Scandinavian Journal of Psychology | 2015
Thomas Suslow; Klas Ihme; Markus Quirin; Vladimir Lichev; Nicole Rosenberg; Jochen Bauer; Luise Bomberg; Anette Kersting; Karl-Titus Hoffmann; Donald Lobsien
Previous research has revealed affect-congruity effects for the recognition of affects from faces. Little is known about the impact of affect on the perception of body language. The aim of the present study was to investigate the relationship of implicit (versus explicit) affectivity with the recognition of briefly presented affective body expressions.
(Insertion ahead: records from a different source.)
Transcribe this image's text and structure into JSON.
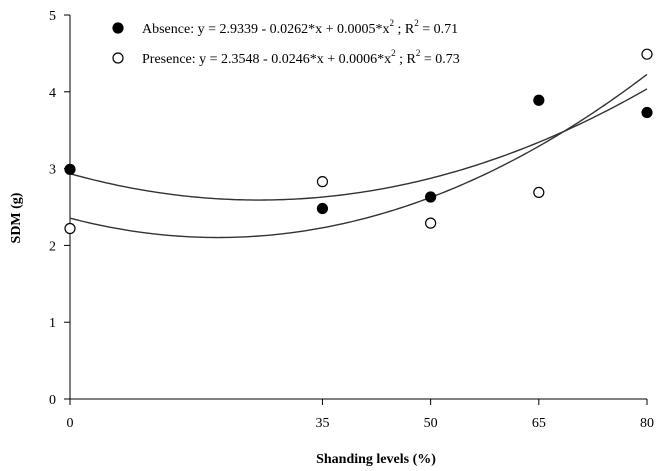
{
  "chart_data": {
    "type": "scatter",
    "xlabel": "Shanding levels (%)",
    "ylabel": "SDM (g)",
    "xlim": [
      0,
      80
    ],
    "ylim": [
      0,
      5
    ],
    "x_ticks": [
      0,
      35,
      50,
      65,
      80
    ],
    "y_ticks": [
      0,
      1,
      2,
      3,
      4,
      5
    ],
    "grid": false,
    "legend_position": "top-left",
    "series": [
      {
        "name": "Absence",
        "marker": "filled-circle",
        "color": "#000000",
        "x": [
          0,
          35,
          50,
          65,
          80
        ],
        "y": [
          2.99,
          2.48,
          2.63,
          3.89,
          3.73
        ],
        "fit": {
          "intercept": 2.9339,
          "b1": -0.0262,
          "b2": 0.0005,
          "r2": 0.71
        },
        "legend_parts": {
          "name": "Absence",
          "equation": ": y = 2.9339 - 0.0262*x + 0.0005*x",
          "exponent": "2",
          "r2_prefix": " ; R",
          "r2_value": " = 0.71"
        }
      },
      {
        "name": "Presence",
        "marker": "open-circle",
        "color": "#000000",
        "x": [
          0,
          35,
          50,
          65,
          80
        ],
        "y": [
          2.22,
          2.83,
          2.29,
          2.69,
          4.49
        ],
        "fit": {
          "intercept": 2.3548,
          "b1": -0.0246,
          "b2": 0.0006,
          "r2": 0.73
        },
        "legend_parts": {
          "name": "Presence",
          "equation": ": y = 2.3548 - 0.0246*x + 0.0006*x",
          "exponent": "2",
          "r2_prefix": " ; R",
          "r2_value": " = 0.73"
        }
      }
    ]
  }
}
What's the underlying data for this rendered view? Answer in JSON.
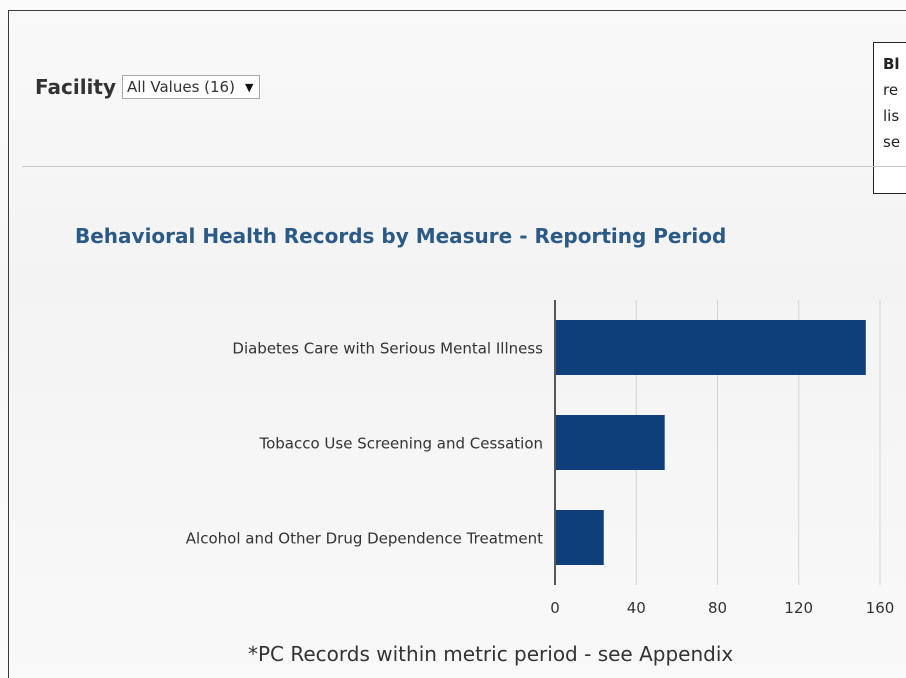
{
  "filter": {
    "label": "Facility",
    "selected_value": "All Values (16)"
  },
  "info_box": {
    "lines": [
      "Bl",
      "re",
      "lis",
      "se"
    ]
  },
  "chart_data": {
    "type": "bar",
    "orientation": "horizontal",
    "title": "Behavioral Health Records by Measure - Reporting Period",
    "categories": [
      "Diabetes Care with Serious Mental Illness",
      "Tobacco Use Screening and Cessation",
      "Alcohol and Other Drug Dependence Treatment"
    ],
    "values": [
      153,
      54,
      24
    ],
    "xlim": [
      0,
      160
    ],
    "xticks": [
      "0",
      "40",
      "80",
      "120",
      "160"
    ],
    "grid": true,
    "bar_color": "#0f3f7a"
  },
  "footnote": "*PC Records within metric period - see Appendix"
}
Implicit affectivity, which can be measured using indirect assessment methods, has been found to be more predictive of spontaneous physiological reactions than explicit (self-reported) affect. Thirty-four healthy women had to label the expression of body postures (angry, fearful, happy, or neutral) presented for 66 ms and masked by a neutral body posture in a forced-choice format while undergoing functional magnetic resonance imaging (fMRI). Participants implicit affectivity was assessed using the Implicit Positive and Negative Affect Test. Measures of explicit state and trait affectivity were also administered. Analysis of the fMRI data was focused on a subcortical network involved in the rapid perception of affective body expressions. Only implicit negative affect (but not explicit affect) was correlated with correct labeling performance for angry body posture. As expected, implicit negative affect was positively associated with activation of the subcortical network in response to fearful and angry expression (compared to neutral expression). Responses of the caudate nucleus to affective body expression were especially associated with its recognition. It appears that processes of rapid recognition of affects from body postures could be facilitated by an individuals implicit negative affect.